Comment est née votre association « Les Extraordinaires », qui milite pour l’inclusion professionnelle des personnes atteintes de trisomie 21 ?
Pour valider mon diplôme en école d’architecture, je devais travailler sur un projet de fin d’études de mon choix. (…) Mon sujet était le suivant : comment penser l’architecture d’intérieur et le design objet pour créer un environnement professionnel inclusif pour les personnes trisomiques ? La double problématique – la création d’emploi et de lien social – m’a poussée à me pencher sur un projet de restaurant : quel meilleur endroit pour favoriser l’inclusion dans un milieu convivial ? Un an après, (…) je présentais Le Reflet lors d’une première réunion en 2015. Notre association « Les Extraordinaires » a été créée pour porter le projet de ce restaurant qui embauche des personnes porteuses de trisomie 21, aussi bien en salle qu’en cuisine. Nous avons d’abord ouvert « Le Reflet Nantes » en 2016, puis « Le Reflet Paris » en 2019. Sur les deux structures, nous comptons aujourd’hui 24 salariés, dont 14 porteurs de trisomie 21.  (…)

Quelles initiatives agissent pour l’inclusion professionnelle des personnes handicapées mentales ?
Aujourd’hui, les personnes porteuses d’un handicap mental sont encore beaucoup trop souvent mises sur la touche.
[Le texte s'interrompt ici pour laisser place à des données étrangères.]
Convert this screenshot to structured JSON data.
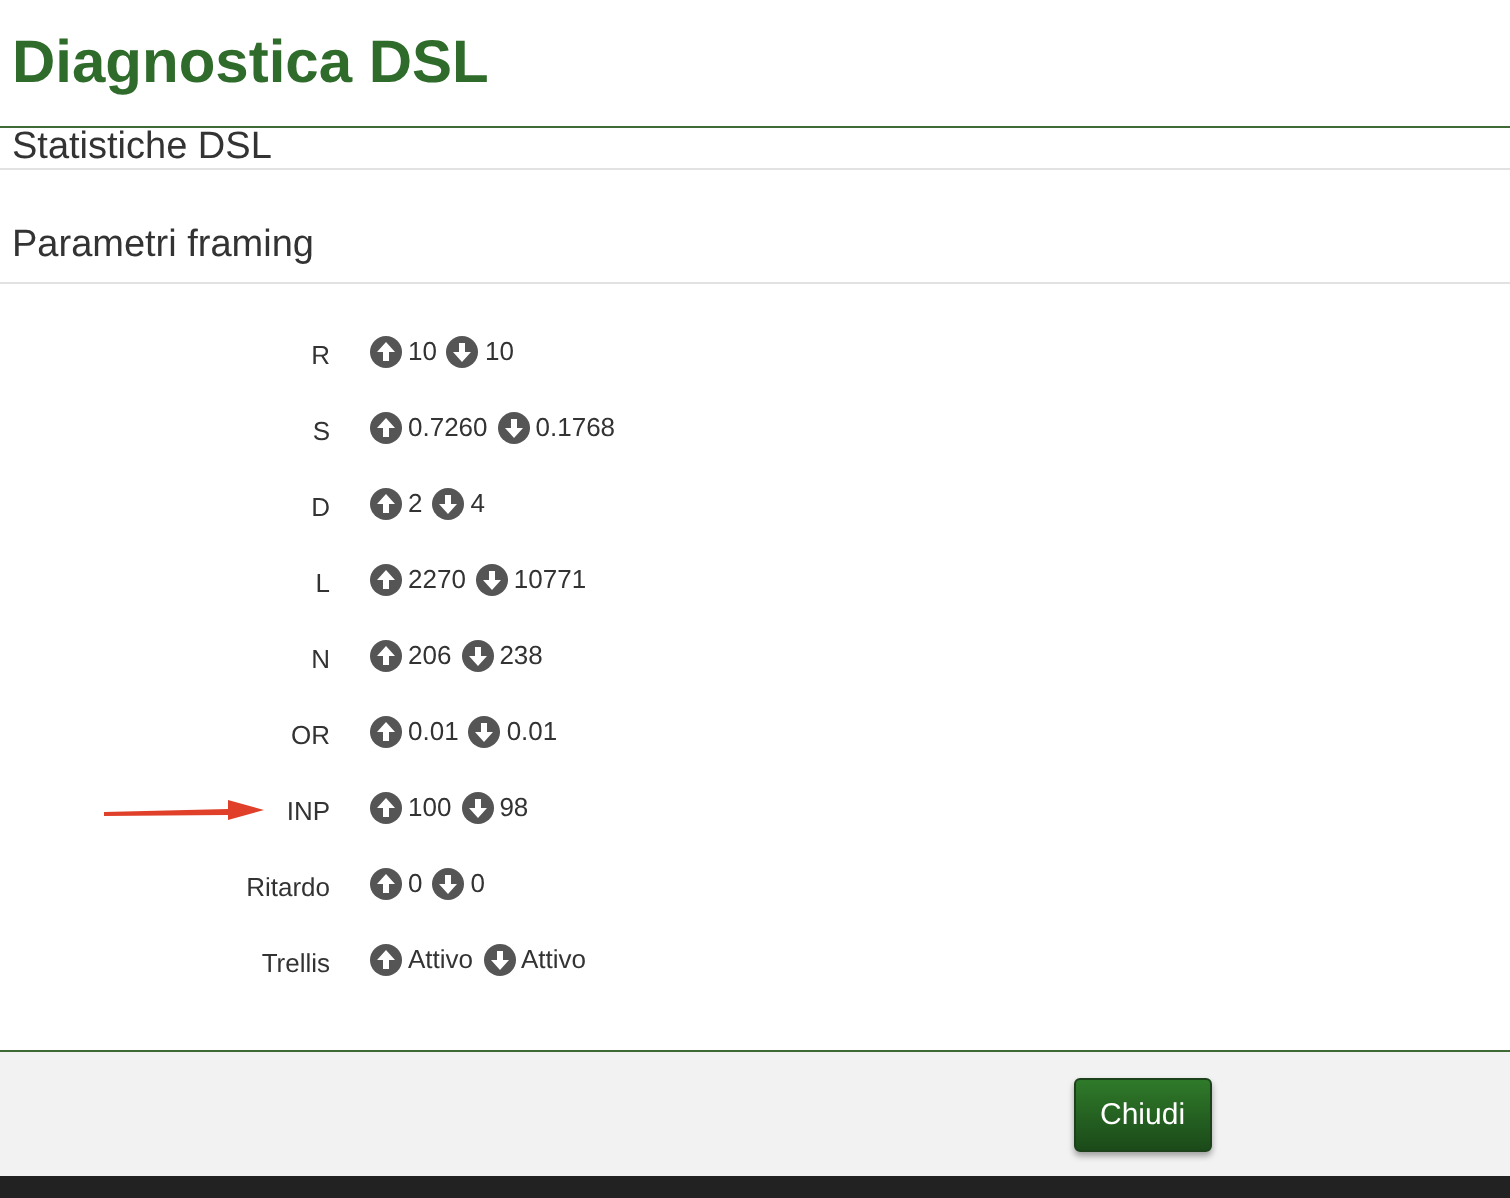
{
  "dialog": {
    "title": "Diagnostica DSL"
  },
  "sections": [
    {
      "title": "Statistiche DSL"
    },
    {
      "title": "Parametri framing"
    }
  ],
  "rows": [
    {
      "label": "R",
      "up": "10",
      "down": "10",
      "pointed": false
    },
    {
      "label": "S",
      "up": "0.7260",
      "down": "0.1768",
      "pointed": false
    },
    {
      "label": "D",
      "up": "2",
      "down": "4",
      "pointed": false
    },
    {
      "label": "L",
      "up": "2270",
      "down": "10771",
      "pointed": false
    },
    {
      "label": "N",
      "up": "206",
      "down": "238",
      "pointed": false
    },
    {
      "label": "OR",
      "up": "0.01",
      "down": "0.01",
      "pointed": false
    },
    {
      "label": "INP",
      "up": "100",
      "down": "98",
      "pointed": true
    },
    {
      "label": "Ritardo",
      "up": "0",
      "down": "0",
      "pointed": false
    },
    {
      "label": "Trellis",
      "up": "Attivo",
      "down": "Attivo",
      "pointed": false
    }
  ],
  "buttons": [
    {
      "label": "Chiudi"
    }
  ]
}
Le problème de fond reste le regard qu’on porte sur le handicap. (…) On oublie de voir le caractère positif de cette inclusion, comme toutes les autres formes de diversité, dans l’entreprise. Quand on a ouvert en 2016 le restaurant à Nantes, on a fait un buzz de dingue, parce qu’on était les premiers à faire ça. On était content, mais c’est assez hallucinant quand même ce retard…  (…)

  • Le progrès passe aussi par l’embauche des personnes autistes


Entre 76 et 90 % des personnes autistes sont sans emploi, selon les estimations d’Autisme Europe. Pourtant, ce handicap pourrait bien être une force en entreprise. Explications.

  • À la traîne. Selon une étude publiée dans le Harvard Business Review en 2018, seulement 10 % des entreprises ont une politique encourageant la neurodiversité – terme qui regroupe les personnes connues comme dyspraxiques, dyslexiques, souffrant de TDAH (troubles de l’hyperactivité), de troubles du spectre de l’autisme, de Gilles de La Tourette et d’autres.
  • Stéréotypes. « Les sociétés ont aujourd’hui des procédures de sourcing très stéréotypées, elles cherchent des jeunes diplômés de moins de 35 ans, bac+5, avec deux ou trois ans d’ancienneté dans une entreprise », s’attriste Laurent Delannoy, fondateur d’Avencod, une startup de sous-traitance informatique dont 18 des 22 collaborateurs sont handicapés, et, parmi eux, 13 personnes autistes.
  • Richesse.« Les particularités cognitives des personnes autistes apportent énormément aux équipes comme la précision, la sensibilité aux erreurs… On valorise aussi chez eux la manière de penser ‘out of the box’, qui représente un vrai vecteur d’innovation, de perception avec des solutions qui n’entrent pas dans le moule », explique Flora Thiébaut, psychologue clinicienne en neurosciences cognitives et fondatrice d’Auticonsult, qui emploie des consultants sur le spectre de l’autisme.